Le guerrier silencieux (Nicolas Winding Refn)

Vous l’aurez compris depuis que j’ai visionné la trilogie du « Pusher » je suis un fan irréductible de Nicolas Winding Refn.
Je suis donc allé voir avec un grand enthousiasme « Le guerrier silencieux » sa dernière production sortie en 2010.
Loin de l’ambiance des mauvais garçons de Copenhague ou d'Angleterre, le spectateur est ici tout de suite happé dans une ambiance moyenâgeuse de l’époque des Vikings alors en pleine phase de christianisation forcée.
Dans le monde montagneux, froid et hostile de la Scandinavie, One-Eye (Mads Mikkelsen) est un guerrier muet et borgne qui vit enchaîné par son maître Barde (Alexander Morton) pour lutter dans de sanglants duels allant jusqu’à la mort.
Réduit à la condition d’animal, One-Eye reçoit l’aide d’un enfant Are (Maarten Stevenson) qui l’aide à briser sa servitude.
Il se venge alors cruellement en tuant ses anciens maîtres et rencontre ensuite des Vikings christianisés luttant pour répandre leur nouvelle foi dans toutes les contrées ou ils séjournent.
Bien qu’encore polythéistes, Are et One-Eye acceptent de se joindre à eux pour partir en croisade jusqu’à Jérusalem.
Une étrange relation s’installe entre l’enfant et le guerrier, le premier le comprenant par télépathie et parlant à sa place, le second le protégeant contre la rudesse des hommes du Nord.
La petite équipe embarque sur un étroit navire et commence alors l’autre partie du film qu’on pourrait qualifier d’interminable épopée mystique.

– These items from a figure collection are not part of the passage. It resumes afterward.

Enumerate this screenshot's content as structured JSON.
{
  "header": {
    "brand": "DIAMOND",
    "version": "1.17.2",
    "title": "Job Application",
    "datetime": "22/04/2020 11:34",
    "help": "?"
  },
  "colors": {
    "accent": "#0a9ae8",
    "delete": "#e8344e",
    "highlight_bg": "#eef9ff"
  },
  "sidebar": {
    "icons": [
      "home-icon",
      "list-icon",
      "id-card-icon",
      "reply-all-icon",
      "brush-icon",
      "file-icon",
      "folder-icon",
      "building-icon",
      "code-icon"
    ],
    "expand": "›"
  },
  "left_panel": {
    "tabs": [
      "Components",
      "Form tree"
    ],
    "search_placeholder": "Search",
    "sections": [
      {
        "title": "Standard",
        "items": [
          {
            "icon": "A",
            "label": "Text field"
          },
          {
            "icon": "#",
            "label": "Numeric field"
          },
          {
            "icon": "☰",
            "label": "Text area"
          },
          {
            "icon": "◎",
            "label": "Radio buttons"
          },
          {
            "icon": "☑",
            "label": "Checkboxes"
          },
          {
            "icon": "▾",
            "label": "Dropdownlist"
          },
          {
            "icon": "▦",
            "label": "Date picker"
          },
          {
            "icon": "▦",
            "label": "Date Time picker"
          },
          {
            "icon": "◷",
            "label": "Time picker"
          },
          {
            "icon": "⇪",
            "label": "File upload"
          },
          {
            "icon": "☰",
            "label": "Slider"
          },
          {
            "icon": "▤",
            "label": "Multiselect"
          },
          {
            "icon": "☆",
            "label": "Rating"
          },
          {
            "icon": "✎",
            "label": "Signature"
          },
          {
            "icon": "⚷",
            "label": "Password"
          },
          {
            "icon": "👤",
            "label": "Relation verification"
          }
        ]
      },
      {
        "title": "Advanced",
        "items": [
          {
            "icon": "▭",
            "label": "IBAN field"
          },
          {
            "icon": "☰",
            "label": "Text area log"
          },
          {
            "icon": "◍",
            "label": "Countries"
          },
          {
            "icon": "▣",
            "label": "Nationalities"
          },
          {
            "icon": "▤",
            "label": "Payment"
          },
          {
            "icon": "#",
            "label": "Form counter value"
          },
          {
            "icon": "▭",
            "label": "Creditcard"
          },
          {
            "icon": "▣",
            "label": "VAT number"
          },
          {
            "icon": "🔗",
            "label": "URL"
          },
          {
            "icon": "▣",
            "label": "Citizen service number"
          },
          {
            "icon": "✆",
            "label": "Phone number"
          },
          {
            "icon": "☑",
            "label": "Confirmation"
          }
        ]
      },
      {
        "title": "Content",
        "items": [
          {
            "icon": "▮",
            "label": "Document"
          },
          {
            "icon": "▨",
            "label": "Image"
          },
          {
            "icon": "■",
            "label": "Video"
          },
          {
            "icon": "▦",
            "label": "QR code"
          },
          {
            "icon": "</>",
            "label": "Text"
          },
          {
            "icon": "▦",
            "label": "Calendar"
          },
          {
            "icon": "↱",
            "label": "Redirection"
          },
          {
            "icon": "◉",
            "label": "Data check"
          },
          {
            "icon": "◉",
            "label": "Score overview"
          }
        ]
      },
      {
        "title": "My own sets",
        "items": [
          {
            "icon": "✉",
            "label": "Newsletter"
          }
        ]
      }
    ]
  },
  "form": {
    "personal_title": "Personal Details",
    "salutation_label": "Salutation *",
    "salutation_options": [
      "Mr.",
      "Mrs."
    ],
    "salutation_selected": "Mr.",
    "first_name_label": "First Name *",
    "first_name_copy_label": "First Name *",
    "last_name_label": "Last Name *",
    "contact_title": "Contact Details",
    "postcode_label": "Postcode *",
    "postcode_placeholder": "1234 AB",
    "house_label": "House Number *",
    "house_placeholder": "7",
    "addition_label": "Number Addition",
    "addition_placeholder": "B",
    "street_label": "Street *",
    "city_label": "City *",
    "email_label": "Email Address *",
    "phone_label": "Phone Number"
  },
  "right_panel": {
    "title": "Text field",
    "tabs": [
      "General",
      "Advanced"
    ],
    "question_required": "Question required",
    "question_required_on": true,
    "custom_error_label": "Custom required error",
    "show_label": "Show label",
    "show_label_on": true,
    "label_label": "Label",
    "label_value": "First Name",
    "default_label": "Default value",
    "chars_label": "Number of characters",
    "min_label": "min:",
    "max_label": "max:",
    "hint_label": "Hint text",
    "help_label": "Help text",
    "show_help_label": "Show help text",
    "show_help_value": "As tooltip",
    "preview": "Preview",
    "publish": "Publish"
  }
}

Privé de vent et noyé dans la brume, le navire dérive emmenant les hommes très loin de leur destination initiale.
Epuisés, affamés et quasi mourant, ils arrivent alors par miracle dans un pays inconnu qui s’avèrera être l’Amérique du Nord.
Le chef de l’expédition, un chrétien fanatique désire évangéliser cette nouvelle terre pour étendre le pouvoir du Christ mais la dure réalité le rattrape vite puisque ses hommes sont soit éliminés par les indiens, soit assassinés par One-Eye qui ne partage pas cette vision exaltée de la religion.
Décimés, déboussolés, les rares survivants abandonnent leur folle mission et entreprennent de suivre One-Eye et Are qui s’enfoncent dans les terres pour découvrir ce nouveau continent.
En conclusion, « Le guerrier solitaire » est un film complètement atypique qu’on pourrait qualifier d’anti commercial.
Sa force principale demeure dans l’incroyable beauté de ses images, ses montagnes majestueuses, ses mer brumeuses, ses fleuves sombres, ses forets denses ou chaque parcelle vibre d’une nature omniprésente, écrasante, rappelant à l’homme sa petitesse et la vanité de ses projets.
La musique, toujours exceptionnelle chez Refn atteint ici des sommets d’intensité, magnifiant des paysages ou des situations pourtant déjà à la base captivantes.
A travers l’épopée insensée de ces croisés Vikings remontant un fleuve en territoire hostile on pense à « Au cœur des ténèbres » de Conrad, à la version de Coppola dans « Apocalypse Now », on pense également à « Aguirre la Colère de Dieu » de Werner Herzog.
Le rythme du film est lent, les dialogues quasi absents, la violence parcimonieuse.
Refn laisse parler la beauté des images et le magnétisme de son acteur fétiche, l’incroyable Mads Mikkelsen plus charismatique que ne le sera jamais n’importe quelle star hollywoodienne.
One-Eye joue le rôle du mystérieux passeur ramenant les chrétiens en quête de pouvoir vers un enfer sans retour.
J’ai vu dans « Le guerrier silencieux » une formidable ode à la puissance de la nature, aux mythes Vikings et une critique de la religion monothéiste par nature vouée à véhiculer l’exclusion et la domination.
Refn s’est ici pour moi surpassé, atteignant un niveau égal à celui des plus grands cinéastes et produisant sans nul doute un film culte à la beauté étrange et déroutante.
Les fans de films d’actions basiques ou de comédies faciles pourront passer leur chemin.